Second, we talked about my cleverness. I spoke to Doc about a good conversation I had recently, but I prefaced it with the fact I used baby steps to ease my way through the talk.
Doc immediately jumped on my downplay of my accomplishment. He wanted me to be proud of myself for even having the conversation. And he pointed out that “baby steps” was not a bad thing. In fact, it was what I needed to do to get myself through the conversation. It was what I was suppose to do.
Doc feels I don’t give myself credit. I always qualify the emotional weightlifting I’ve done. I find ways to not acknowledge my work.

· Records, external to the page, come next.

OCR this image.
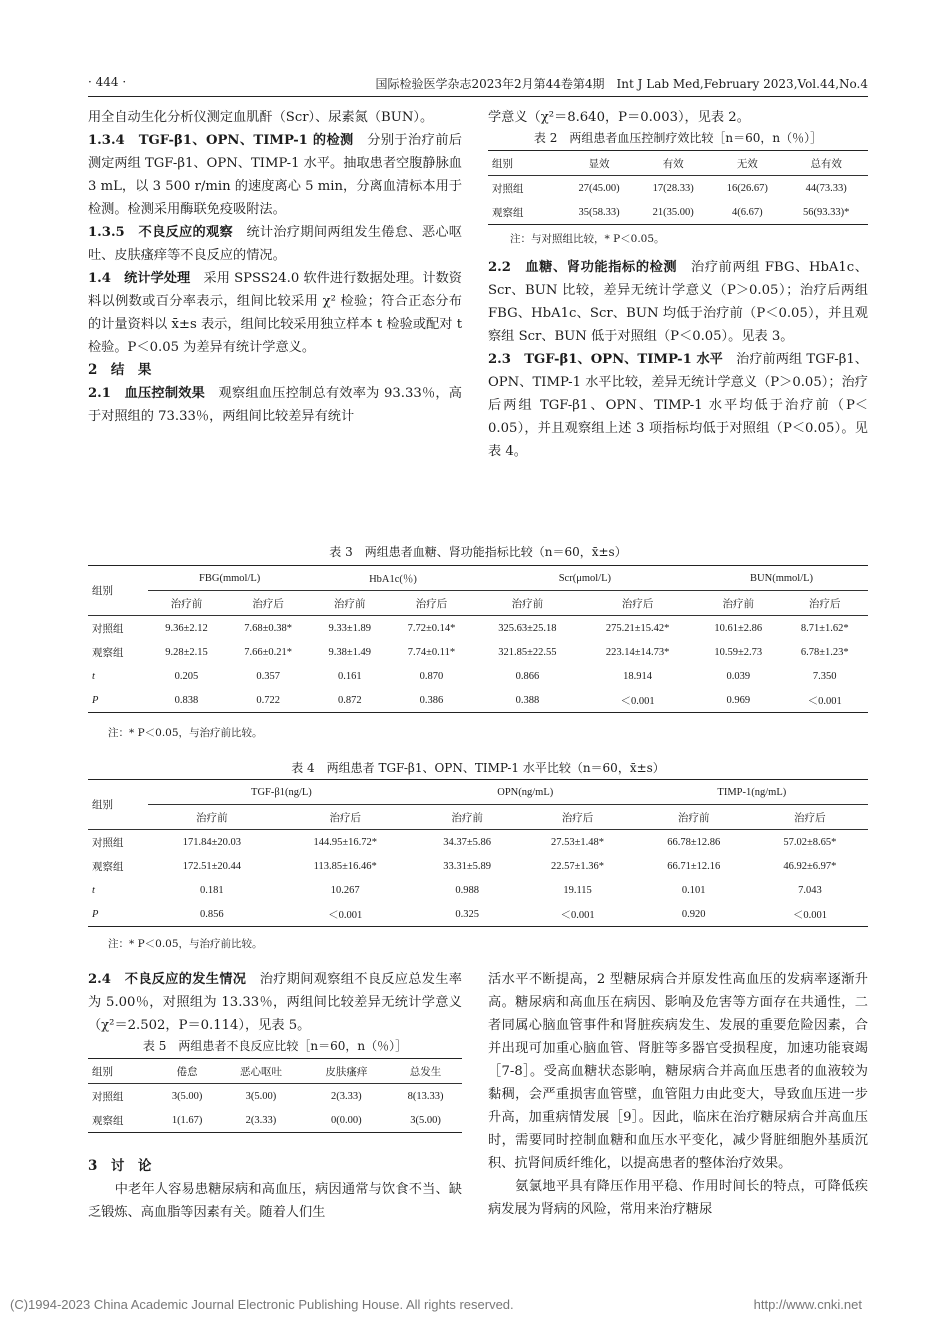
· 444 ·	国际检验医学杂志2023年2月第44卷第4期　Int J Lab Med,February 2023,Vol.44,No.4

用全自动生化分析仪测定血肌酐（Scr）、尿素氮（BUN）。

1.3.4　TGF-β1、OPN、TIMP-1 的检测　分别于治疗前后测定两组 TGF-β1、OPN、TIMP-1 水平。抽取患者空腹静脉血 3 mL，以 3 500 r/min 的速度离心 5 min，分离血清标本用于检测。检测采用酶联免疫吸附法。

1.3.5　不良反应的观察　统计治疗期间两组发生倦怠、恶心呕吐、皮肤瘙痒等不良反应的情况。

1.4　统计学处理　采用 SPSS24.0 软件进行数据处理。计数资料以例数或百分率表示，组间比较采用 χ² 检验；符合正态分布的计量资料以 x̄±s 表示，组间比较采用独立样本 t 检验或配对 t 检验。P＜0.05 为差异有统计学意义。

2　结　果

2.1　血压控制效果　观察组血压控制总有效率为 93.33％，高于对照组的 73.33％，两组间比较差异有统计

学意义（χ²＝8.640，P＝0.003），见表 2。

表 2　两组患者血压控制疗效比较［n＝60，n（％）］
组别	显效	有效	无效	总有效
对照组	27(45.00)	17(28.33)	16(26.67)	44(73.33)
观察组	35(58.33)	21(35.00)	4(6.67)	56(93.33)*
注：与对照组比较，* P＜0.05。

2.2　血糖、肾功能指标的检测　治疗前两组 FBG、HbA1c、Scr、BUN 比较，差异无统计学意义（P＞0.05）；治疗后两组 FBG、HbA1c、Scr、BUN 均低于治疗前（P＜0.05），并且观察组 Scr、BUN 低于对照组（P＜0.05）。见表 3。

2.3　TGF-β1、OPN、TIMP-1 水平　治疗前两组 TGF-β1、OPN、TIMP-1 水平比较，差异无统计学意义（P＞0.05）；治疗后两组 TGF-β1、OPN、TIMP-1 水平均低于治疗前（P＜0.05），并且观察组上述 3 项指标均低于对照组（P＜0.05）。见表 4。

表 3　两组患者血糖、肾功能指标比较（n＝60，x̄±s）
组别	FBG(mmol/L)		HbA1c(％)		Scr(μmol/L)		BUN(mmol/L)	
	治疗前	治疗后	治疗前	治疗后	治疗前	治疗后	治疗前	治疗后
对照组	9.36±2.12	7.68±0.38*	9.33±1.89	7.72±0.14*	325.63±25.18	275.21±15.42*	10.61±2.86	8.71±1.62*
观察组	9.28±2.15	7.66±0.21*	9.38±1.49	7.74±0.11*	321.85±22.55	223.14±14.73*	10.59±2.73	6.78±1.23*
t	0.205	0.357	0.161	0.870	0.866	18.914	0.039	7.350
P	0.838	0.722	0.872	0.386	0.388	＜0.001	0.969	＜0.001
注：* P＜0.05，与治疗前比较。
表 4　两组患者 TGF-β1、OPN、TIMP-1 水平比较（n＝60，x̄±s）
组别	TGF-β1(ng/L)		OPN(ng/mL)		TIMP-1(ng/mL)	
	治疗前	治疗后	治疗前	治疗后	治疗前	治疗后
对照组	171.84±20.03	144.95±16.72*	34.37±5.86	27.53±1.48*	66.78±12.86	57.02±8.65*
观察组	172.51±20.44	113.85±16.46*	33.31±5.89	22.57±1.36*	66.71±12.16	46.92±6.97*
t	0.181	10.267	0.988	19.115	0.101	7.043
P	0.856	＜0.001	0.325	＜0.001	0.920	＜0.001
注：* P＜0.05，与治疗前比较。

2.4　不良反应的发生情况　治疗期间观察组不良反应总发生率为 5.00％，对照组为 13.33％，两组间比较差异无统计学意义（χ²＝2.502，P＝0.114），见表 5。

表 5　两组患者不良反应比较［n＝60，n（％）］
组别	倦怠	恶心呕吐	皮肤瘙痒	总发生
对照组	3(5.00)	3(5.00)	2(3.33)	8(13.33)
观察组	1(1.67)	2(3.33)	0(0.00)	3(5.00)

3　讨　论

　　中老年人容易患糖尿病和高血压，病因通常与饮食不当、缺乏锻炼、高血脂等因素有关。随着人们生

活水平不断提高，2 型糖尿病合并原发性高血压的发病率逐渐升高。糖尿病和高血压在病因、影响及危害等方面存在共通性，二者同属心脑血管事件和肾脏疾病发生、发展的重要危险因素，合并出现可加重心脑血管、肾脏等多器官受损程度，加速功能衰竭［7-8］。受高血糖状态影响，糖尿病合并高血压患者的血液较为黏稠，会严重损害血管壁，血管阻力由此变大，导致血压进一步升高，加重病情发展［9］。因此，临床在治疗糖尿病合并高血压时，需要同时控制血糖和血压水平变化，减少肾脏细胞外基质沉积、抗肾间质纤维化，以提高患者的整体治疗效果。

　　氨氯地平具有降压作用平稳、作用时间长的特点，可降低疾病发展为肾病的风险，常用来治疗糖尿

(C)1994-2023 China Academic Journal Electronic Publishing House. All rights reserved.	http://www.cnki.net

As a deterrent, or at least to shake up my head a bit, Doc suggested I use my cleverness to laugh at myself. Each time I put myself down, or find one small thing to harp on, he wants me laugh at how my brain works.
Laugh at how, even though I had this great conversation, I chastised my method. Laugh at how, after having an awesome time with a friend, I harped on myself for the lilt in my voice at our parting. Laugh at the ridiculousness that is, ostensibly, my Little Hater.
The last thing we touched on was The Gent.
“I’m not going to tell you what to do, but I’m going to tell you what to do.”
You won’t be reading much, if any, about The Gent anymore. We’re done.
Somehow I found myself in a situation similar to my parents; big shocker there.
I explained to Doc how frustrated I am. How much I don’t understand what’s going on. How I wondered if The Gent even knew what he was doing was shitty.
I also talked about why the situation was so hard, why it is so hard to let him go.
The Gent is the stereotypical guy I should want, the guy I should bring home, marry, have kids with. He is handsome, successful, charming, intelligent, an excellent fuck.
“Emotionally distant and absent.”
“Like your Dad.”
Doc hit the nail on the head.
In wanting to make things right with The Gent, in wanting to tell him how shitty he made me feel in hopes that he would do better, be better, I was seeking love from a person who was not giving it back. I was sinking energy into a person who did not reciprocate my efforts. I was repeating the pattern I learned from my parents.
So now the hard part is not calling him. Not texting him. Not contacting him. The hard part is going against my nature to forgive, to give the second, third and twenty-sixth chance.
The hard part is being strong by not giving in. The hard part is putting me first.
So, yeah, good session with Doc this week.